6.1.3 Vertelperspectieven en tijd

Lesdoelen:

Aan het eind van deze les ...:

 

Theorie
Een verhaal kan vanuit verschillende perspectieven worden verteld. Dit noem je vertelperspectieven. Tijdens deze les leer je over de meest voorkomende vertelperspectieven. Daarnaast gaan we dieper in op tijd in verhalen. In welke tijd wordt een verhaal verteld? En worden er tijdsprongen gemaakt?

 

Vertelperspectief 
Verhalen worden op verschillende manieren geschreven. De meest voorkomende manieren staan hieronder beschreven:

Ik-verteller / ik- perspectief
Wanneer je te maken hebt met een ik-verteller, weet je alleen van deze figuur wat hij/zij ziet, denkt en voelt. Je kruipt als het ware in de huid van deze persoon. Bij een ik-verteller weet je dus niet hoe andere (bij)figuren zich voelen en wat zij denken. Je beleeft het verhaal dus vanuit één persoon en je weet dus net zoveel als hij/zij.

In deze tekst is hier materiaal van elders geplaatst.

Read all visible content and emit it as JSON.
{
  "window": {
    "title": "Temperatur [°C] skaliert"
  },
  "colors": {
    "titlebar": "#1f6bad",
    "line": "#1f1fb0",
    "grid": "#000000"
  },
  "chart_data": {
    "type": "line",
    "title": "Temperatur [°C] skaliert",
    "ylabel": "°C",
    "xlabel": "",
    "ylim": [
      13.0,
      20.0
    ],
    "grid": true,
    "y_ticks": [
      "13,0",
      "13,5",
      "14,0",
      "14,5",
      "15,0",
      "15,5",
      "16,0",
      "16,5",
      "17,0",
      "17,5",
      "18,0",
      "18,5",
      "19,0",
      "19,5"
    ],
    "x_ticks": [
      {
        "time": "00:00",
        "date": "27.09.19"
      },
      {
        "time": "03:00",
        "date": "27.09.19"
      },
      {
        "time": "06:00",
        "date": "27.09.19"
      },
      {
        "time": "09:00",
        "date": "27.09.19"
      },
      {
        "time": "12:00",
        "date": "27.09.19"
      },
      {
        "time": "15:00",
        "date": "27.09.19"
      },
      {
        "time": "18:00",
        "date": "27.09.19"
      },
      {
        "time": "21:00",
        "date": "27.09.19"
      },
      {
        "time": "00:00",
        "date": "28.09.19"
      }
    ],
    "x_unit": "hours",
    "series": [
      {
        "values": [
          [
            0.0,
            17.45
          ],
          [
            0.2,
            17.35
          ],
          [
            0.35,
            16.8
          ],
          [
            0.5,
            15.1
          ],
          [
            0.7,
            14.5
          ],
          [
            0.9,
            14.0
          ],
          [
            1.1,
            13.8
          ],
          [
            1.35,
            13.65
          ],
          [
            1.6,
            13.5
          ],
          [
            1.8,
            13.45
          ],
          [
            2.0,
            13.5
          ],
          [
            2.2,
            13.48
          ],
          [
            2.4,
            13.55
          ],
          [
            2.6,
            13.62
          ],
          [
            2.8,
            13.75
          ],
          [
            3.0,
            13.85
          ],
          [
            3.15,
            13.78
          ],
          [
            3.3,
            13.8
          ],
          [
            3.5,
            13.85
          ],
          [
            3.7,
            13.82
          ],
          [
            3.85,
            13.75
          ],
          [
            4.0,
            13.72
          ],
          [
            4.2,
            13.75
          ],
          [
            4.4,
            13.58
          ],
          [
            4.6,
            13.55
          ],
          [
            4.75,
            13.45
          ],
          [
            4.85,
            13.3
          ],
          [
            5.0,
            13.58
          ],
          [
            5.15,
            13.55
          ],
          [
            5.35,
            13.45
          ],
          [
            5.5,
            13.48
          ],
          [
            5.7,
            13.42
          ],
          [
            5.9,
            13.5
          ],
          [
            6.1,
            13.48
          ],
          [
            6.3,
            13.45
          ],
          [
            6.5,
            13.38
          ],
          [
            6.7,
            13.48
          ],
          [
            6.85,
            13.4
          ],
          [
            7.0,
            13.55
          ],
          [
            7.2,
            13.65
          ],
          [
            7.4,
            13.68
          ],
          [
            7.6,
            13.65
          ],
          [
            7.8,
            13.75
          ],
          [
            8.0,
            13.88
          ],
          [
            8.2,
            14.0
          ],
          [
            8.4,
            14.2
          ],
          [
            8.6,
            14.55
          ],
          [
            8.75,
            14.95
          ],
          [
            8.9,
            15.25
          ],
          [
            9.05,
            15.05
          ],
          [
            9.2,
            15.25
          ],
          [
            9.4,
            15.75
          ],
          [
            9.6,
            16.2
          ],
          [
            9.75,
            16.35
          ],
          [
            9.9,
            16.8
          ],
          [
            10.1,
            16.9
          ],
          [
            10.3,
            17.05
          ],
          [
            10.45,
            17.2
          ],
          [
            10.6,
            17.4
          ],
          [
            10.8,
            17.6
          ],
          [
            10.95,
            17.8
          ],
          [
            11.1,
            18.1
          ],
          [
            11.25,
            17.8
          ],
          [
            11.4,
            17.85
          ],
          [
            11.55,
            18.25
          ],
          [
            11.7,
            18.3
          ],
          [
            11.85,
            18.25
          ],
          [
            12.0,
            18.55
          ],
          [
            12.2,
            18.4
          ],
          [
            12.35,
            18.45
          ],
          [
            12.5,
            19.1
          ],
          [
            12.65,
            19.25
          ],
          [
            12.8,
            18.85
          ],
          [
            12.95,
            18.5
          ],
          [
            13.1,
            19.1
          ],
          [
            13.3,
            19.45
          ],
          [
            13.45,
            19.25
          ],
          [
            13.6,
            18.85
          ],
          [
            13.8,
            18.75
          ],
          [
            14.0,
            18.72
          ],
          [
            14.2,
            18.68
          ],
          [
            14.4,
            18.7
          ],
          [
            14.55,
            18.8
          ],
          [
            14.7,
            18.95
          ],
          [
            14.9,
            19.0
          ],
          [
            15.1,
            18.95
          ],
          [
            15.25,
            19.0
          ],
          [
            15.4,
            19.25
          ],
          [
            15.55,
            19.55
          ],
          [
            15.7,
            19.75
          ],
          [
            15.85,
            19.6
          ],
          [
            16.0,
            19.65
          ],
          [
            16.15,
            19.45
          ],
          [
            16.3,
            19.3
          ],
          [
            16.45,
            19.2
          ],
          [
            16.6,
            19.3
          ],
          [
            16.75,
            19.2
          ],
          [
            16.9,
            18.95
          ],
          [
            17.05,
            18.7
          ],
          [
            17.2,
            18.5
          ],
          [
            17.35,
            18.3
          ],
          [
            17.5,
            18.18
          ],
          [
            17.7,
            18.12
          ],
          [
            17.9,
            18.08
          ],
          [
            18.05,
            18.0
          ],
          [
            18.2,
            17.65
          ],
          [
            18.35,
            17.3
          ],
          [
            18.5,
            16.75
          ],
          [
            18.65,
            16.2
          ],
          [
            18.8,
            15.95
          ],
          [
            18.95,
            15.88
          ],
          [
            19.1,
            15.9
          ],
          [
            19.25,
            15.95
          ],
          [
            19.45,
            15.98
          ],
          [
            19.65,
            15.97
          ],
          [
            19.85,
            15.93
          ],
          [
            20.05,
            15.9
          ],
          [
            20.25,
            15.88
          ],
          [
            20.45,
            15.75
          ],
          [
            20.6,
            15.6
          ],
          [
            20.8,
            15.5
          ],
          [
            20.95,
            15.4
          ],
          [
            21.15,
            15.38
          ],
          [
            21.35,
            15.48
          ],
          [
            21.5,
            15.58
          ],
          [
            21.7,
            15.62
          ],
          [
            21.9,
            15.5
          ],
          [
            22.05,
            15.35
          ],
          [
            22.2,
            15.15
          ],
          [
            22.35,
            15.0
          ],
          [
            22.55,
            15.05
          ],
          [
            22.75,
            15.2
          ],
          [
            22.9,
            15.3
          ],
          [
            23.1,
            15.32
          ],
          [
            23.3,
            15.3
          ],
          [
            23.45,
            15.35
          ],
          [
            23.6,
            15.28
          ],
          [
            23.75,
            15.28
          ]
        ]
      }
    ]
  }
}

Dit wordt ook wel het ik-perspectief genoemd.

Dan heb je ook nog een vertellend ik en een belevend ik. Bij een vertellend ik vertelt de persoon over dingen die al gebeurd zijn, terwijl een belevend ik de gebeurtenissen ter plekke meemaakt en deze beschrijft.

Wanneer de hoofdpersoon geen ik-figuur is, maar een hij/zij-figuur is die bij naam wordt genoemd, dan heb je te maken met een personaal of een auctoriaal perspectief. Beide perspectieven worden hieronder uitgelegd.

Personaal perspectief
Je hebt bij een personale-verteller dus niet te maken met een ik-figuur, maar wel met één hoofdpersoon van wie je weet wat hij/zij ziet, voelt en denkt. Van de bijfiguren weet je dat niet. Het verschil met een ik-verteller is dat bij een personale vertelsituatie de hoofdpersoon bij naam wordt genoemd. Bij een ik-vertelsituatie wordt er vanuit de ik geschreven, dat is bij een personale-verteller niet het geval.

Auctoriaal perspectief
De auctoriale-verteller is een veel voorkomende vertelsituatie. Je hebt hier te maken met een alwetende verteller. Deze verteller heeft inzicht in alle personages, omdat hij als het ware 'boven' het verhaal staat. Als lezer krijg je zo een compleet overzicht van alle gebeurtenissen en het hoe en waarom daarvan. Je weet dus via deze verteller van alle personages wat zij zien, denken en voelen.


Tijd
Verhalen spelen zich af in een bepaalde tijd. Dit wordt ook wel de historische tijd genoemd. Voorbeelden hiervan zijn: Tweede Wereldoorlog, Gouden Eeuw, eenentwintigste eeuw et cetera.

Daarnaast heb je de vertelde tijd en de verteltijd van een verhaal. Bij beide begrippen gaat het over de hoeveelheid aan tijd die nodig is in het verhaal. Bij de vertelde tijd van een verhaal wordt er gesproken over de totale tijd die alle beschreven gebeurtenissen in beslag nemen. Een boek van Harry Potter gaat bijvoorbeeld altijd over een schooljaar.

Bij de verteltijd wordt er niet gekeken naar de gebeurtenissen in het verhaal, maar naar bijvoorbeeld het aantal bladzijden dat een boek heeft. Hoe lang doet men erover om een verhaal te vertellen.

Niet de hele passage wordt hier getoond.